AFH does not view refugee and disaster relief as ends in themselves. Rather, according to Platt, intelligent reconstruction “can be a catalyst for long-term economic, health care, social, and educational improvement.” The last element is particularly relevant. “Without education,” Platt says, “development is only a dream.”
From the Wreckage
AFH’s relief efforts began with the 1999 Kosovo crisis. As the Balkan winter approached, and hundreds of thousands of refugees returned from exile to bombed-out towns and villages, it was clear, according to Stohr, that “what was needed was not temporary shelter, but transitional structures.” These buildings, AFH theorized, could enable Kosovars to live as normally as possible during the actual rebuilding of homes, towns, and lives.
Equally clear was the fact that by themselves, Sinclair and Stohr could not make a dent. Schooled on the Internet, however, they understood the Web’s power as humanitarian amplifier. Internet-based appeals quickly garnered funds and caught the attention of organizations such as the Office of the United Nations High Commissioner for Refugees and celebrities including Bianca Jagger. An AFH-sponsored Kosovo design competition attracted more attention.
AFH found itself inundated by more than 200 design proposals from teams in thirty countries. These included several proposals from Serbia, the aggressor in Kosovo, from which the teams of designers took pains to disassociate themselves.
Since the Kosovar War, AFH has grown into a force for refocusing design energy toward the vast, architecturally deprived majority of the world’s population. These are the refugees and slum and village dwellers referred to in architect Samuel Mockbee’s therapeutic prescription that “everybody wants the same thing. . . not only a warm, dry room, but a shelter for the soul.”
One of AFH’s signature projects, done in cooperation with Relief International, is the design and construction of seven “emergency and transitional schools” in Sri Lanka’s 2004 tsunami-devastated Ampara District. When it began, the AFH team was less interested in form than function. “These were generic designs for temporary schools,” Platt says about buildings she considers “not architecturally valuable.” Value however, exists in the eyes of the numerous beholders.
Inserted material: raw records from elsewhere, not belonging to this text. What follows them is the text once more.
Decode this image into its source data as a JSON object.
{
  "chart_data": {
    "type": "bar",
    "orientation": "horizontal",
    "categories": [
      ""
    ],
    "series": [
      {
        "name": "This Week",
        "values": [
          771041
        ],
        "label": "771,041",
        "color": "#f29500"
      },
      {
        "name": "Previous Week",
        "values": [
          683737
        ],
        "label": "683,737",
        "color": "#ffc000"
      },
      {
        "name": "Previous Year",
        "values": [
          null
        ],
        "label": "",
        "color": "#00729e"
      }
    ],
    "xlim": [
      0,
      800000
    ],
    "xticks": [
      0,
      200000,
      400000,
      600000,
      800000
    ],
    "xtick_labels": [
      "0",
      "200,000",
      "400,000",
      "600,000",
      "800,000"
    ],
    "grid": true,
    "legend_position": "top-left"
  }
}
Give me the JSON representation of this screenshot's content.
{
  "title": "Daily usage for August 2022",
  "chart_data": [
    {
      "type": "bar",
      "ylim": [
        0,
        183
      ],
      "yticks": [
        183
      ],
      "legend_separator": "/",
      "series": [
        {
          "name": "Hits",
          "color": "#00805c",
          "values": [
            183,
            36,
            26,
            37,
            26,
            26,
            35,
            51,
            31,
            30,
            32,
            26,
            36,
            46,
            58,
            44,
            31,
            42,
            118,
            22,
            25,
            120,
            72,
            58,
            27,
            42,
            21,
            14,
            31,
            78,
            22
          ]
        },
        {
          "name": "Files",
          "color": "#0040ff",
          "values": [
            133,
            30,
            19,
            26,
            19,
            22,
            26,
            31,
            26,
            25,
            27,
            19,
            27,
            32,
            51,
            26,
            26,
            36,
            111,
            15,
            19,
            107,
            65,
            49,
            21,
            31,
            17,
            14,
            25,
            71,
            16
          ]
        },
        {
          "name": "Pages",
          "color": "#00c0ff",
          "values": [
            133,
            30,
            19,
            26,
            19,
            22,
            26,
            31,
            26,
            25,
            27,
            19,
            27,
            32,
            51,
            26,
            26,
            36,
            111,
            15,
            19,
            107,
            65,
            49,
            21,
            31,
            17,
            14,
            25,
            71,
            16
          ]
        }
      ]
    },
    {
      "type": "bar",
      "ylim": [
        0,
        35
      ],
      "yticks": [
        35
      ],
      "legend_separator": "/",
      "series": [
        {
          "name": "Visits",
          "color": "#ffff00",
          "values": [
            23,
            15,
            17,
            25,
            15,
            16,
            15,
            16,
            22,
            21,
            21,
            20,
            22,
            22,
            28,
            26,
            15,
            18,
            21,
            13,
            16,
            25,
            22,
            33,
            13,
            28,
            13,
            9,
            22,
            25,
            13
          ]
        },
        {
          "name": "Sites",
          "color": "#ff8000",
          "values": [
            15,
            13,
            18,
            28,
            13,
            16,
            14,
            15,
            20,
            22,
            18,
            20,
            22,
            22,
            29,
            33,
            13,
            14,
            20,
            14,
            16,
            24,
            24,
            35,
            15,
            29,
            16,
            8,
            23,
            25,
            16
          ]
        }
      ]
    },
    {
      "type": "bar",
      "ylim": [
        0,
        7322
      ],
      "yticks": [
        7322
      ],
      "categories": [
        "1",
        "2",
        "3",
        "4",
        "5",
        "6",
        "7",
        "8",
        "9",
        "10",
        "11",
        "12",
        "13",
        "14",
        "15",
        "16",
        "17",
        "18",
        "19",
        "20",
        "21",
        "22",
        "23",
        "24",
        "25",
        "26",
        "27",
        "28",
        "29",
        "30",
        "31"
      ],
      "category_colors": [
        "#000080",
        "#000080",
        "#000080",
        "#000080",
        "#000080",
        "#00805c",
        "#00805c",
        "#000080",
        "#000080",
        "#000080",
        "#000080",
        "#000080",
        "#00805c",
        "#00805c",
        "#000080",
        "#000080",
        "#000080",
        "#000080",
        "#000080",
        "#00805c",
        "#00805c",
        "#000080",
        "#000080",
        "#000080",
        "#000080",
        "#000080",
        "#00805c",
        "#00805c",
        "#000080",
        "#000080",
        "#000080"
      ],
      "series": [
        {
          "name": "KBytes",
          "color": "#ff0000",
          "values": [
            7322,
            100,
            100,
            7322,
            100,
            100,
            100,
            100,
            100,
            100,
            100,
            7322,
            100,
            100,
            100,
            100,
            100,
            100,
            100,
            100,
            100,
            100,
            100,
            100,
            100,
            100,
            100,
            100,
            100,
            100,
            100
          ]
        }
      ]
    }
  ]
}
These included Cameron Sinclair, who, when he visited, was delighted that — in AFH fashion — the specified roof tiles had been replaced by less-expensive, quieter-in-the-rain, locally procured, and woven coconut leaves. “God is in the details,” Sinclair says about the confluence of design and utility. “In every building, we try to develop architectural solutions in keeping with the needs of that community and with how they define beauty.”
To match Sinclair and Stohr’s belief in “the connection between good design and human dignity,” AFH has increasingly morphed into an online repository and creative engine for all kinds of give-a-damn civic-design innovations. The group is working with Advanced Micro Devices on an Open Architectural Challenge called 50×15, the goal of which is to design low-cost, sustainable technology facilities through which to provide Internet access to 50 percent of the world’s population by 2015.
In every case, Stohr says, “the challenge is to create innovative educational spaces that are healthier, environmentally kinder, and learning friendly.”
Richard Rapaport is a political and architectural writer who contributes regularly to Edutopia.